The premier was speaking a day after a terrorist attack hit military vehicles in central Ankara on Wednesday evening, killing at least 28 people and wounding 61. Following Davutoglu’s remarks, President Recep Tayyip Erdogan said 20 of the 28 killed were members of the Turkish military.
"YPG is a pawn of the Syrian regime and the regime is directly responsible for the Ankara attack. Turkey reserves the right to take any measure against the Syrian regime," he said.
YPG is the armed wing of the PKK's Syrian affiliate, both of which are considered terrorist organizations by Turkey.
"All necessary measures will be taken against [YPG and PKK] anywhere and under any circumstances. No attack against Turkey has been left unanswered," he added.
The Turkish premier further blamed Moscow and its recent aerial attacks for paving the way for YPG to advance into the town of Azaz in northern Syria, drawing tens of thousands of Syrians to pile up at Turkish border in search of refuge.
"I repeat my warning to Russia - which lately gives air support for YPG to advance into Azaz and conducts heavy shelling on Syrian people - not to use the terrorist organization against innocent Syrian people and Turkey," he said.
"All those who intend to use terror pawns against Turkey must know that [playing] this game of terror will hit them like a boomerang," he added.
Davutoglu also maintained that Turkey will never forgive NATO members, mainly the U.S., for keeping ties with a "terrorist organization that targeted us at the heart of Turkey".
Ankara has long been critical of Washington's open support for the PYD and its armed wing YPG, and its objection to consider the PYD as a terrorist group.
"We have all the evidence on where they came from, how they were organized, etc. I will give the orders to the Foreign Ministry to distribute it to all countries - mainly the P5 countries [permanent members of UN Security Council] - and those who say YPG is not a terrorist group," Davutoglu said.
Recently, Syria’s UN envoy Bashar Jaafari also said that the PYD enjoyed the support of not only the U.S. but also of President Bashar al-Assad’s regime.
"Terror is a common problem for the whole world and this common issue can be overcome by a joint fight," Turkish Foreign Minister Mevlut Cavusoglu wrote Thursday on his Twitter account.
"We expect this solidarity, from now on, to be turned into more concrete and result-oriented cooperation," added Cavusoglu.
The deadly blast occurred during the evening rush hour on Merasim Street, which connects Dikmen Street to Inonu Boulevard, which is close to the Turkish General Staff and parliament buildings.
It hit military vehicles carrying personnel while they were waiting at traffic lights on Inonu Boulevard.
Turkish Interior Minister Efkan Ala announced later in the day that at least 14 people suspected to be linked to the attack had been apprehended in simultaneous operations carried out in seven provinces (Istanbul, Adana, Bolu, Tekirdag, Izmir, Ankara and Diyarbakir), and they are being taken to Ankara.
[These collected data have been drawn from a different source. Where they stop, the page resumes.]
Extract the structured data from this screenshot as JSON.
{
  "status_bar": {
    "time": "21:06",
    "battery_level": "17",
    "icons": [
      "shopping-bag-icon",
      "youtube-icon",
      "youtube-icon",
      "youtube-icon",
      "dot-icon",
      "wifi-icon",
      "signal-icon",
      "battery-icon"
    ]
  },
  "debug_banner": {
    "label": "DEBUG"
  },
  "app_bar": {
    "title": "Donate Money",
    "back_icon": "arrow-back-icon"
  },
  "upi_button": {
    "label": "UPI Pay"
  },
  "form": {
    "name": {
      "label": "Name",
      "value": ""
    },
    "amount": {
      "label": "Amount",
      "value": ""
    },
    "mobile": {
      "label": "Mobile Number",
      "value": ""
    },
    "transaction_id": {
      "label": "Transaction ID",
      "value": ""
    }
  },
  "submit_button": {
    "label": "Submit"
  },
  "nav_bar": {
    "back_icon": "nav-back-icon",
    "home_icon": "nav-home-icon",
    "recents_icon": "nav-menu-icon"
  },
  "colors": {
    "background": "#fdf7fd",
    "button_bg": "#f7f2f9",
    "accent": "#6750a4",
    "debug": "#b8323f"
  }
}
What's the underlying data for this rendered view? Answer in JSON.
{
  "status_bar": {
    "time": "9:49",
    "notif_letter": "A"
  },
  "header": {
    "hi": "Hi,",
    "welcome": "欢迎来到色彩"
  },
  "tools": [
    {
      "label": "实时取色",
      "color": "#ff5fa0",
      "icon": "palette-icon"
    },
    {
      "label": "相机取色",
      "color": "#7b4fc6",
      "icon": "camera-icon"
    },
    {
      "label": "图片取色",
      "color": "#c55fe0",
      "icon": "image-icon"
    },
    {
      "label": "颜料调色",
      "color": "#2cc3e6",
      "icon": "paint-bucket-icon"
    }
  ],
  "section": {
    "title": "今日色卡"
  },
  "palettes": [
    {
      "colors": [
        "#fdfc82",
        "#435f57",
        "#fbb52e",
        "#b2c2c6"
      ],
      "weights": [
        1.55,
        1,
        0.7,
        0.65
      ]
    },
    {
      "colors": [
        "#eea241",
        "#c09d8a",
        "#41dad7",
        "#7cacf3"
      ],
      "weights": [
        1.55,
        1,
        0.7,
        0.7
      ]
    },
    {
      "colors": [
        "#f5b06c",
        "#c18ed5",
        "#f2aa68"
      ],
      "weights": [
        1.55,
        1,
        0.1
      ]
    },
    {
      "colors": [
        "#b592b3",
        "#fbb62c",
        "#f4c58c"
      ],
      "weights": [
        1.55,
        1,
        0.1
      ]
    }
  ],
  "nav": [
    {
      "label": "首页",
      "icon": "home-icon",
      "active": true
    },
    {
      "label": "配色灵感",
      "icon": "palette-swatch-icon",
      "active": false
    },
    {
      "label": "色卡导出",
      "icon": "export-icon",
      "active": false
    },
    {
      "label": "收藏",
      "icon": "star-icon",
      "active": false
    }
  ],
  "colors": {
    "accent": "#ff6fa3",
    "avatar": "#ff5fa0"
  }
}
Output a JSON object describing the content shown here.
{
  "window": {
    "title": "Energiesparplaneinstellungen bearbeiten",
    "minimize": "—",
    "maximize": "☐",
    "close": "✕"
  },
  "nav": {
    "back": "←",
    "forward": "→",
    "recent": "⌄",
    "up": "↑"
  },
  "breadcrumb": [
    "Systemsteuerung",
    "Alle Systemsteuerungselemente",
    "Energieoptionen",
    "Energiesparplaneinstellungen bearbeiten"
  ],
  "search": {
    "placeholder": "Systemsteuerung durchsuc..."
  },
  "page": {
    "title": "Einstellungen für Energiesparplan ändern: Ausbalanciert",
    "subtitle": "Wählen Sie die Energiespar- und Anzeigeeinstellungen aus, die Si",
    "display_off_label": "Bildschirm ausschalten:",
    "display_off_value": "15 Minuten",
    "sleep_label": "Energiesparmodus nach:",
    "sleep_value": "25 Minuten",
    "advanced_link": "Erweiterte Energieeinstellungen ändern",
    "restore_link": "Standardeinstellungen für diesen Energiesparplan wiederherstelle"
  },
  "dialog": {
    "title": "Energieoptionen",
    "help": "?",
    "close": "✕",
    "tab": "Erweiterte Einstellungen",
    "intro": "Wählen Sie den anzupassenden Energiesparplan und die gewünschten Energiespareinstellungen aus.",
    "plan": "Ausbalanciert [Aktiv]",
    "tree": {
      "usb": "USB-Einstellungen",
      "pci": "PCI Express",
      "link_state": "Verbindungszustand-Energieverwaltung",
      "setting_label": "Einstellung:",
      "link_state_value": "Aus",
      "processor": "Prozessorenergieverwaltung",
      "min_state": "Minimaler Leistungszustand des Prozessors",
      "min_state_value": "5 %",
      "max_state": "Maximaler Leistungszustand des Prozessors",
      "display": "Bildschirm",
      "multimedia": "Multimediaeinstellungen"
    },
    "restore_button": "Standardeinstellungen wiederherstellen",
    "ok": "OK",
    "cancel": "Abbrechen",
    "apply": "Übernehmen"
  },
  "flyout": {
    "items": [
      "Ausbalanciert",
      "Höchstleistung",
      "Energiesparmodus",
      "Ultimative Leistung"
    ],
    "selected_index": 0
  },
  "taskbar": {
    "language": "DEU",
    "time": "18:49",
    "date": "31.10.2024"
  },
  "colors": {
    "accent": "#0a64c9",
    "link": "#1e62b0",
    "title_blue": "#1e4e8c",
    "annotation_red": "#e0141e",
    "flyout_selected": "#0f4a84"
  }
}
"A multi-pronged investigation continues," added the interior minister.
Meanwhile, Istanbul Governor Vasip Sahin told reporters Thursday that the security measures had been amped up in the city.
"We have maximized the security measures in Istanbul," he said.
The Turkish capital Ankara was targeted by twin suicide bombings on Oct. 10, when 103 people were killed in an attack on protesters gathering outside the city’s main train station for a peace rally. The attack was the deadliest in modern Turkish history and has been attributed to Daesh.
Istanbul’s historical district Fatih was also hit by a suicide bomber last month. The Jan. 12 suicide attack that killed 11 people -- mostly Germans -- occurred in the city’s tourist hub Sultanahmet, home to the Blue Mosque and Hagia Sophia.